Saturday 22 October 2011

Pesky old insecurities

Haven't posted in ages, which is mostly a good thing in the sense that I tend to head here when something has been bothering me. I've been pretty good, exercising a lot, eating healthily, have lost another kg or two of baby weight, and staying focussed on what is important in life, ie. my own life and family not the things that other people do or say. And I've been feeling really reflective and happy as I realise with baby's first birthday next month, how far we have actually come in a year. When I look back to how I was feeling pretty much from now a year ago, when high blood pressure and pre-eclampsia hit, then after the birth with the depression and bad reflux, we have come so far and I now have a very happy, smiley boy and he has a Mum who is doing much better too. He is super cuddly now and shows his love for us so much and there's nothing quite like it, I am enjoying him so much.

However as always I do have my setbacks from this positive frame of mind. One of them has come lately as baby and I have both been sick, and so I've been housebound for 2 weeks and unable to exercise as I was previously doing, so my weight loss has stalled but thankfully I haven't put any on. But this whole weight thing just makes me so insecure. It always has. Growing up I was a competitive dancer, gymnast and swimmer so you can imagine how much pressure I was under to always stay slim. I've never been a big person but it is in my genes to be curvy/womanly rather than stick thin so I was always fighting my body's natural instinct to be that. I've never been happy with my weight but I was always well within reccomended BMI etc and a good weight in other people's eyes, and toned from being athletic. I'm the heaviest I've ever been now and that is only 5kg from my pre-pregnancy weight so I guess that's not too bad. But for some reason I feel less of a person/disgusted with myself when I'm heavier, which I know is SOO silly, I would never ever judge anyone else by these standards I inflict on myself, I would never ever think that anyone else was less of a person because they were heavier so why on earth do I apply that to myself? It doesn't help that there's someone in my life who makes me feel terribly insecure because they are super skinny and beautiful and no matter how good I feel about myself and my efforts, every time I see that person it all goes out the window because I know I'll never look as good as that. It all sounds so silly, but hey my mind is not always rational. I know that deep down this stuff is not as important as the fact that I have a beautiful child, I'm a good Mum and I am the world to him, I have friends and family and a good husband and I should be focussing on those things, not what I look like. But pesky old insecurities and messages/negative statements that I've been drumming into my head over and over for years, are hard to get rid of! I was feeling good until I saw some pictures of myself yesterday and wasn't happy with them, I had been feeling good that day had made an effort with hair makeup and outfit etc so I was disappointed when the pics didn't come out like I wanted as I wanted to get some nice pics of me and my boy. But I guess I'll always be beautiful in his eyes and that's most important. Just gota keep pressing on and ignore those silly little messages trying to bring me down.

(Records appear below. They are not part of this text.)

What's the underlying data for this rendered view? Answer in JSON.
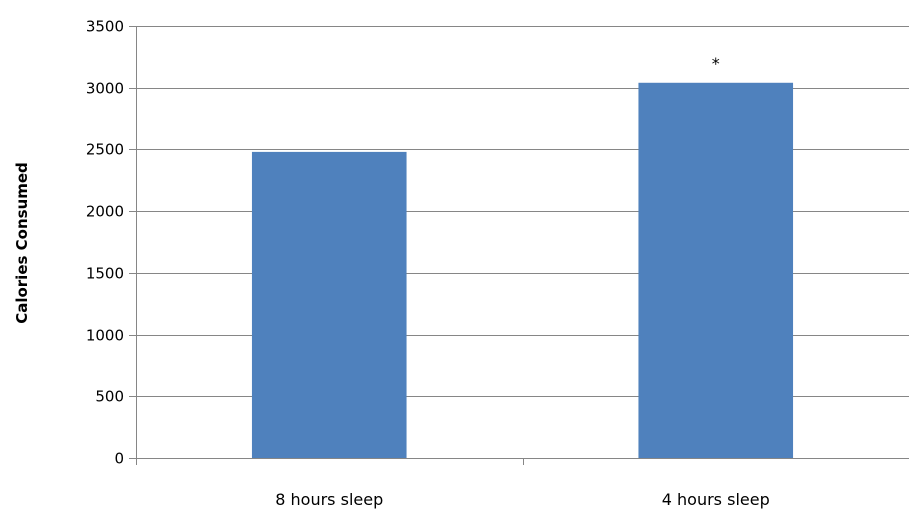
{
  "chart_data": {
    "type": "bar",
    "categories": [
      "8 hours sleep",
      "4 hours sleep"
    ],
    "series": [
      {
        "values": [
          2480,
          3040
        ],
        "color": "#4F81BD"
      }
    ],
    "ylabel": "Calories Consumed",
    "xlabel": "",
    "ylim": [
      0,
      3500
    ],
    "yticks": [
      0,
      500,
      1000,
      1500,
      2000,
      2500,
      3000,
      3500
    ],
    "ytick_labels": [
      "0",
      "500",
      "1000",
      "1500",
      "2000",
      "2500",
      "3000",
      "3500"
    ],
    "grid": true,
    "annotations": [
      {
        "category": "4 hours sleep",
        "text": "*"
      }
    ]
  }
}
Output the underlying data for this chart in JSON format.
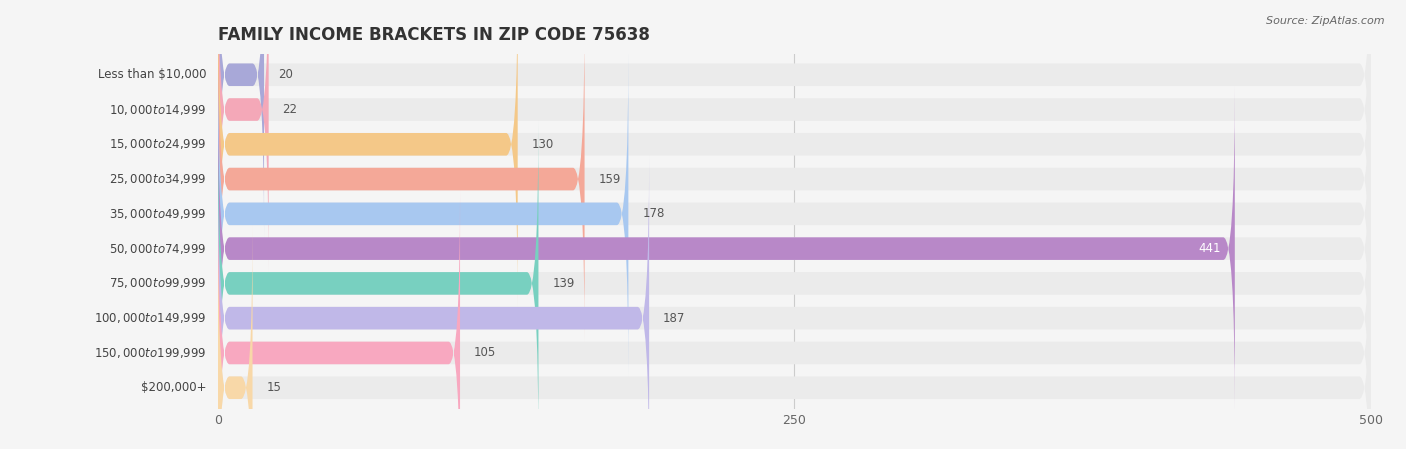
{
  "title": "FAMILY INCOME BRACKETS IN ZIP CODE 75638",
  "source": "Source: ZipAtlas.com",
  "categories": [
    "Less than $10,000",
    "$10,000 to $14,999",
    "$15,000 to $24,999",
    "$25,000 to $34,999",
    "$35,000 to $49,999",
    "$50,000 to $74,999",
    "$75,000 to $99,999",
    "$100,000 to $149,999",
    "$150,000 to $199,999",
    "$200,000+"
  ],
  "values": [
    20,
    22,
    130,
    159,
    178,
    441,
    139,
    187,
    105,
    15
  ],
  "bar_colors": [
    "#a8a8d8",
    "#f4a8b8",
    "#f4c888",
    "#f4a898",
    "#a8c8f0",
    "#b888c8",
    "#78d0c0",
    "#c0b8e8",
    "#f8a8c0",
    "#f8d8a8"
  ],
  "xlim": [
    0,
    500
  ],
  "xticks": [
    0,
    250,
    500
  ],
  "background_color": "#f5f5f5",
  "bar_background_color": "#ebebeb",
  "title_fontsize": 12,
  "label_fontsize": 8.5,
  "value_fontsize": 8.5,
  "bar_height": 0.65
}
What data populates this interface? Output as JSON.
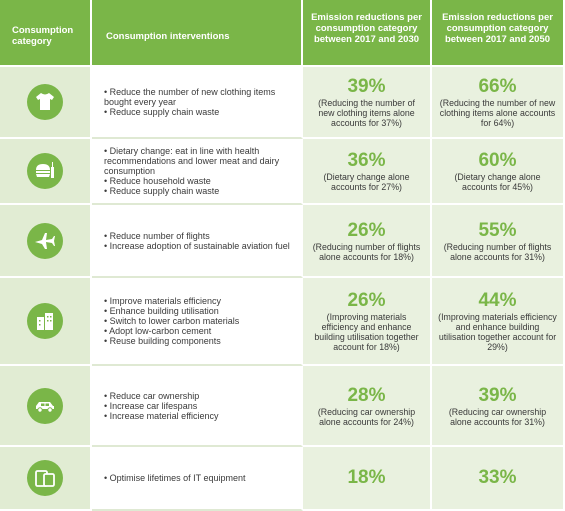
{
  "header": {
    "category": "Consumption category",
    "interventions": "Consumption interventions",
    "em2030": "Emission reductions per consumption category between 2017 and 2030",
    "em2050": "Emission reductions per consumption category between 2017 and 2050"
  },
  "rows": [
    {
      "icon": "clothing-icon",
      "interventions": [
        "Reduce the number of new clothing items bought every year",
        "Reduce supply chain waste"
      ],
      "pct2030": "39%",
      "note2030": "(Reducing the number of new clothing items alone accounts for 37%)",
      "pct2050": "66%",
      "note2050": "(Reducing the number of new clothing items alone accounts for 64%)"
    },
    {
      "icon": "food-icon",
      "interventions": [
        "Dietary change: eat in line with health recommendations and lower meat and dairy consumption",
        "Reduce household waste",
        "Reduce supply chain waste"
      ],
      "pct2030": "36%",
      "note2030": "(Dietary change alone accounts for 27%)",
      "pct2050": "60%",
      "note2050": "(Dietary change alone accounts for 45%)"
    },
    {
      "icon": "airplane-icon",
      "interventions": [
        "Reduce number of flights",
        "Increase adoption of sustainable aviation fuel"
      ],
      "pct2030": "26%",
      "note2030": "(Reducing number of flights alone accounts for 18%)",
      "pct2050": "55%",
      "note2050": "(Reducing number of flights alone accounts for 31%)"
    },
    {
      "icon": "buildings-icon",
      "interventions": [
        "Improve materials efficiency",
        "Enhance building utilisation",
        "Switch to lower carbon materials",
        "Adopt low-carbon cement",
        "Reuse building components"
      ],
      "pct2030": "26%",
      "note2030": "(Improving materials efficiency and enhance building utilisation together account for 18%)",
      "pct2050": "44%",
      "note2050": "(Improving materials efficiency and enhance building utilisation together account for 29%)"
    },
    {
      "icon": "car-icon",
      "interventions": [
        "Reduce car ownership",
        "Increase car lifespans",
        "Increase material efficiency"
      ],
      "pct2030": "28%",
      "note2030": "(Reducing car ownership alone accounts for 24%)",
      "pct2050": "39%",
      "note2050": "(Reducing car ownership alone accounts for 31%)"
    },
    {
      "icon": "devices-icon",
      "interventions": [
        "Optimise lifetimes of IT equipment"
      ],
      "pct2030": "18%",
      "note2030": "",
      "pct2050": "33%",
      "note2050": ""
    }
  ]
}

Other than that just been keeping on, I have dropped down to one antidepressant each day and I will wean off by the end of the year, which is scary but cool because I feel ready to do it, and in the middle of the year I didn't feel like I'd ever be ready for that. Taking fish oil and evening primose oil as well as a mutlivitamin have helped me keep a clear head (thanks Casey for the tips), and I feel like I'm still taking something to support me if that makes sense. A stomach issue I've had for years has flared up badly in the last week and I think I'm going to need to chat to the doctor about it as it seems to have gotten worse, and I've never really had an answer about why it happens in the first place, it would be good to get to the bottom of it.

It's a long weekend which is nice and I'm enjoying the warmer weather and so looking forward to all the things we can do with the boy now he's getting bigger. He is my joy and happiness, love him so much :) he is the reason to keep on keeping on through all the muddle and find the way out the other side.